Fourteen million Americans would lose coverage next year under plans to reform the US healthcare system, with the number ballooning to 24 million by 2026, Congress has said.
A report by the Congressional Budget Office deals a serious blow to a Republican drive already under fire from both parties and large segments of the medical industry.
It undercuts a central argument President Donald Trump and Republicans have cited for swiftly rolling back the 2010 healthcare overhaul - that the insurance markets created under the statute are "a disaster" and about to implode.
The congressional experts said the market for individual policies "would probably be stable in most areas under either current law or the (Republican) legislation".
The report also flies in the face of Mr Trump's talk of "insurance for everybody," which he stated in January.
He has since embraced a less expansive goal - to "increase access" - advanced by House Speaker Paul Ryan and other Republicans.
Health secretary Tom Price said the report was "simply wrong" and omitted the impact of additional Republican legislation and regulatory changes the Trump administration plans.
In a sign of trouble, Representative Mark Walker, leader of a large group of House conservatives, said the report "does little to alleviate" concerns about the bill including tax credits considered too costly.
The budget office's estimates provide a detailed, credible appraisal of the Republican effort to unravel Barack Obama's 2010 overhaul.
The office has a four-decade history of even-handedness and is currently headed by an appointee recommended by Mr Price when he was a congressman.
Mr Trump has repeatedly attacked the agency's credibility, citing its significant underestimate of the number of people who would buy insurance under "Obamacare".
On the plus side for Republicans, the budget office said the party's plan would reduce federal deficits by 337 billion dollars (£276 billion) over the coming decade.
That is largely because it would cut the Medicaid programme for low-income Americans and eliminate subsidies that Mr Obama's law provides to millions of people who buy coverage.

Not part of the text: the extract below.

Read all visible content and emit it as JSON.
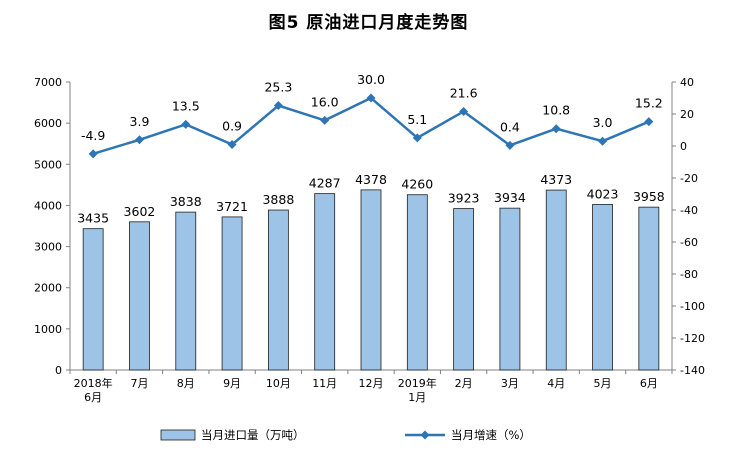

Administration officials took strong issue with the budget office's projections.
"We believe that our plan will cover more individuals and at a lower cost and give them the choices that they want," Mr Price said.
But leading Democrat Chuck Schumer said the projections show "just how empty the president's promises, that everyone will be covered and costs will go down, have been".
The American Medical Association, which opposes the Republican bill because it would reduce coverage, said the report shows the legislation would cause "unacceptable consequences".
Though many Republicans back the bill, conservatives say it does not go far enough in repealing Mr Obama's law, while moderates whose states expanded Medicaid do not want people losing coverage.
The budget office estimated b y 2026, a total of 52 million people would lack insurance, including 28 million who would have been expected to lack coverage under Mr Obama's statute.
People with lower incomes aged 50 to 64, generally too young for Medicare, would represent a disproportionately large share of the uninsured, and growing numbers of people would lose coverage from jobs.